Published: 20 December 2007

Abstract

Aim

Sodium acetate (NaAcetate) has received some attention as an alkalinizing agent and possible alternative energy source for the horse, however the effects of oral administration remain largely unknown. The present study used the physicochemical approach to characterize the changes in acid-base status occurring after oral NaAcetate/acetic acid (NAA) administration in horses.

Methods

Jugular venous blood was sampled from 9 exercise-conditioned horses on 2 separate occasions, at rest and for 24 h following a competition exercise test (CET) designed to simulate the speed and endurance test of 3-day event. Immediately after the CETs horses were allowed water ad libitum and either: 1) 8 L of a hypertonic NaAcetate/acetic acid solution via nasogastric tube followed by a typical hay/grain meal (NAA trial); or 2) a hay/grain meal alone (Control trial).

Results

Oral NAA resulted in a profound plasma alkalosis marked by decreased plasma [H+] and increased plasma [TCO2] and [HCO3-] compared to Control.
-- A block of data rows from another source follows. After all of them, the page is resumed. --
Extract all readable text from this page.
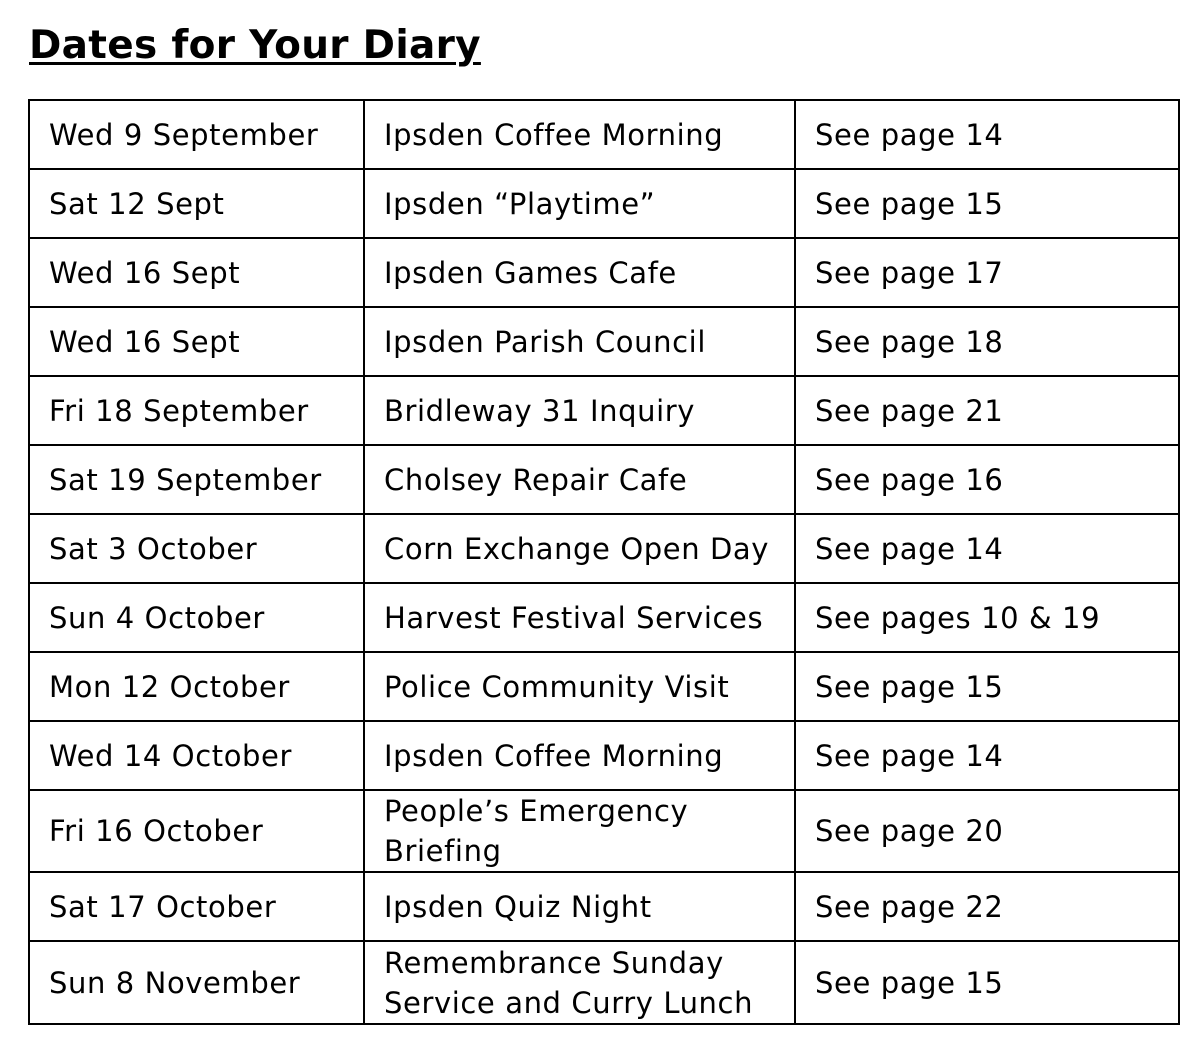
Dates for Your Diary
Wed 9 September	Ipsden Coffee Morning	See page 14
Sat 12 Sept	Ipsden “Playtime”	See page 15
Wed 16 Sept	Ipsden Games Cafe	See page 17
Wed 16 Sept	Ipsden Parish Council	See page 18
Fri 18 September	Bridleway 31 Inquiry	See page 21
Sat 19 September	Cholsey Repair Cafe	See page 16
Sat 3 October	Corn Exchange Open Day	See page 14
Sun 4 October	Harvest Festival Services	See pages 10 & 19
Mon 12 October	Police Community Visit	See page 15
Wed 14 October	Ipsden Coffee Morning	See page 14
Fri 16 October	People’s Emergency Briefing	See page 20
Sat 17 October	Ipsden Quiz Night	See page 22
Sun 8 November	Remembrance Sunday Service and Curry Lunch	See page 15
The primary contributor to the plasma alkalosis was an increased [SID], as a result of increased plasma [Na+] and decreased plasma [Cl-]. An increased [Atot], due to increased [PP] and a sustained increase in plasma [acetate], contributed a minor acidifying effect.

Conclusion

It is concluded that oral NaAcetate could be used as both an alkalinizing agent and an alternative energy source in the horse.